The streets were like the war zones of Libya or Iraq, with people talking about a guard at every three paces and a sentry at every five, and even herdsman had lost hope and freedom without seeing returns from economic development, it said.

Mr Luo could not be contacted yesterday but several political specialists told the Herald they believed it to be authentic.

”The man-made disasters can not be separated from … his ultra-leftists thought and actions,” the letter stated. It said Mr Shi had pursued blatantly discriminator personnel policies and had called Tibetans ”ferocious and stupid”.

Robbie Barnett, a Tibet scholar at Columbia University, said the ”highly unusual and revealing” open letter, in the voice of an ethnic Tibetan loyal party member, highlights an anomaly in China where officials seem to be punished for unrest in ethnic Han areas but not for ”catastrophic failure” in Aba and Lhasa.
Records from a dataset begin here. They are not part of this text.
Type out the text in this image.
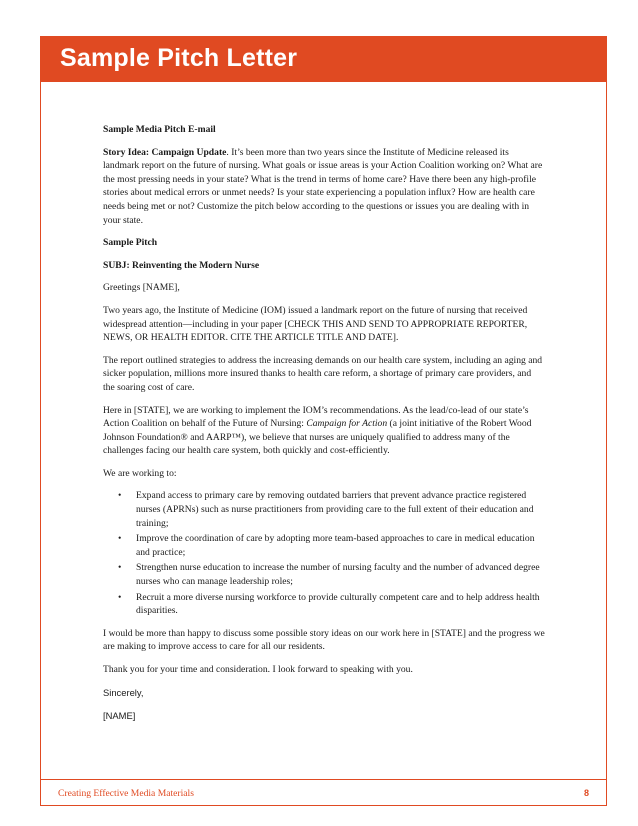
Sample Pitch Letter

Sample Media Pitch E-mail

Story Idea: Campaign Update. It’s been more than two years since the Institute of Medicine released its landmark report on the future of nursing. What goals or issue areas is your Action Coalition working on? What are the most pressing needs in your state? What is the trend in terms of home care? Have there been any high-profile stories about medical errors or unmet needs? Is your state experiencing a population influx? How are health care needs being met or not? Customize the pitch below according to the questions or issues you are dealing with in your state.

Sample Pitch

SUBJ: Reinventing the Modern Nurse

Greetings [NAME],

Two years ago, the Institute of Medicine (IOM) issued a landmark report on the future of nursing that received widespread attention—including in your paper [CHECK THIS AND SEND TO APPROPRIATE REPORTER, NEWS, OR HEALTH EDITOR. CITE THE ARTICLE TITLE AND DATE].

The report outlined strategies to address the increasing demands on our health care system, including an aging and sicker population, millions more insured thanks to health care reform, a shortage of primary care providers, and the soaring cost of care.

Here in [STATE], we are working to implement the IOM’s recommendations. As the lead/co-lead of our state’s Action Coalition on behalf of the Future of Nursing: Campaign for Action (a joint initiative of the Robert Wood Johnson Foundation® and AARP™), we believe that nurses are uniquely qualified to address many of the challenges facing our health care system, both quickly and cost-efficiently.

We are working to:

• Expand access to primary care by removing outdated barriers that prevent advance practice registered nurses (APRNs) such as nurse practitioners from providing care to the full extent of their education and training;
• Improve the coordination of care by adopting more team-based approaches to care in medical education and practice;
• Strengthen nurse education to increase the number of nursing faculty and the number of advanced degree nurses who can manage leadership roles;
• Recruit a more diverse nursing workforce to provide culturally competent care and to help address health disparities.

I would be more than happy to discuss some possible story ideas on our work here in [STATE] and the progress we are making to improve access to care for all our residents.

Thank you for your time and consideration. I look forward to speaking with you.

Sincerely,

[NAME]

Creating Effective Media Materials	8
Rare footage from inside the blockaded area shows roads flooded with paramilitary police – armed with semi-automatic rifles and fire hydrants – although reporters are banned from the area and internet and mobile connections have been cut.

By 2009 public security spending had risen to six times the average of non-Tibetan prefectures in Sichuan.

Separately, a journal article by one of China’s most senior Tibet policymakers hinted that the party is considering an abrupt shift towards overtly assimilationist policies, after more than 60 years of recognising cultural and ethnic difference.

Zhu Weiqun, the deputy head of the Communist Party’s United Front Work Department, said listing ethnic minority status on identity cards, using ethnic names for schools and regions and reserving privileges for ethnic minorities were obstacles to nationalism and cohesion.